Nick Montfort writes computational and constrained poetry, develops computer games, and is a critic, theorist, and scholar of computational art and media. He is associate professor of digital media in the Program in Writing and Humanistic Studies at the Massachusetts Institute of Technology and is now serving as president of the Electronic Literature Organization. He earned a Ph.D. in computer and information science from the University of Pennsylvania.
Montfort's digital media writing projects include the interactive fiction system Curveship; the ppg256 series of 256-character poetry generators; the group blog Grand Text Auto; Ream, a 500-page poem written on one day; Mystery House Taken Over, a collaborative "occupation" of a classic game;Implementation, a novel on stickers written with Scott Rettberg; and several works of interactive fiction: Winchester's Nightmare, Ad Verbum, and Book and Volume.

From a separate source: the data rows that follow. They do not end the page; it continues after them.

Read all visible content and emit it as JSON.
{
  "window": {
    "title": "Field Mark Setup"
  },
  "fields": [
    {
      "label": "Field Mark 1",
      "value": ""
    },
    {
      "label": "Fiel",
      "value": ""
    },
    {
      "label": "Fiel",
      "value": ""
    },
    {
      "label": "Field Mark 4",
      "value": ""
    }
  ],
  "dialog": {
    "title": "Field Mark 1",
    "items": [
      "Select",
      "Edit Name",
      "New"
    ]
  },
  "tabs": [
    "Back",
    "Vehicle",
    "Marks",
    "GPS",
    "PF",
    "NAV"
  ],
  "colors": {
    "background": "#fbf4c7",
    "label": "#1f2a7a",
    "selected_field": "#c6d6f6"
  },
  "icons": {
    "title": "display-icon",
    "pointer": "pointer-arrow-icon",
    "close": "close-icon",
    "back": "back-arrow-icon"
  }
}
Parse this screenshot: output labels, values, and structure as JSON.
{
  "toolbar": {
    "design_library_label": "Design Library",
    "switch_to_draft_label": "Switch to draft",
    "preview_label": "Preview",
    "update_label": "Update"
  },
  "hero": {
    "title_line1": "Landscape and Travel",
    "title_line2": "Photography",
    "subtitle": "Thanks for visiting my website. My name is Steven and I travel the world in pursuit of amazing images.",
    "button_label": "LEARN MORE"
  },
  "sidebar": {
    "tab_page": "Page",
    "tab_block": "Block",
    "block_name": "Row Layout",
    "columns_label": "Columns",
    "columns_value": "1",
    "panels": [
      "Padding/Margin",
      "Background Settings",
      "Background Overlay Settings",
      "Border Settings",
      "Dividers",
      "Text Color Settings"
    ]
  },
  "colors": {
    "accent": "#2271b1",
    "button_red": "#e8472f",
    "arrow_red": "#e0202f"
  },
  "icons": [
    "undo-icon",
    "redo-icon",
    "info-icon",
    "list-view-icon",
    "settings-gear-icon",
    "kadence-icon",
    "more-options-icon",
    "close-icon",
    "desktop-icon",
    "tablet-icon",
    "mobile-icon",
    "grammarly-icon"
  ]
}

Riddle & Bind (Spineless Books, 2010), which contains literary riddles and constrained poems, is Montfort's latest book. With Ian Bogost, he wrote Racing the Beam: The Atari Video Computer System (MIT Press, 2009), the first book in the Platform Studies series. He wrote Twisty Little Passages: An Approach to Interactive Fiction (MIT Press, 2003), and, with William Gillespie, 2002: A Palindrome Story (Spineless Books, 2002), which the Oulipo acknowledged as the world's longest literary palindrome. He also edited The Electronic Literature Collection Volume 1 (with N. Katherine Hayles, Stephanie Strickland, and Scott Rettberg, ELO, 2006) and The New Media Reader (with Noah Wardrip-Fruin, MIT Press, 2003). He is currently organizing and co-writing 10 PRINT CHR$(205.5+RND(1)); : GOTO 10, a 10-author single-voice book about a one-line Commodore 64 BASIC program.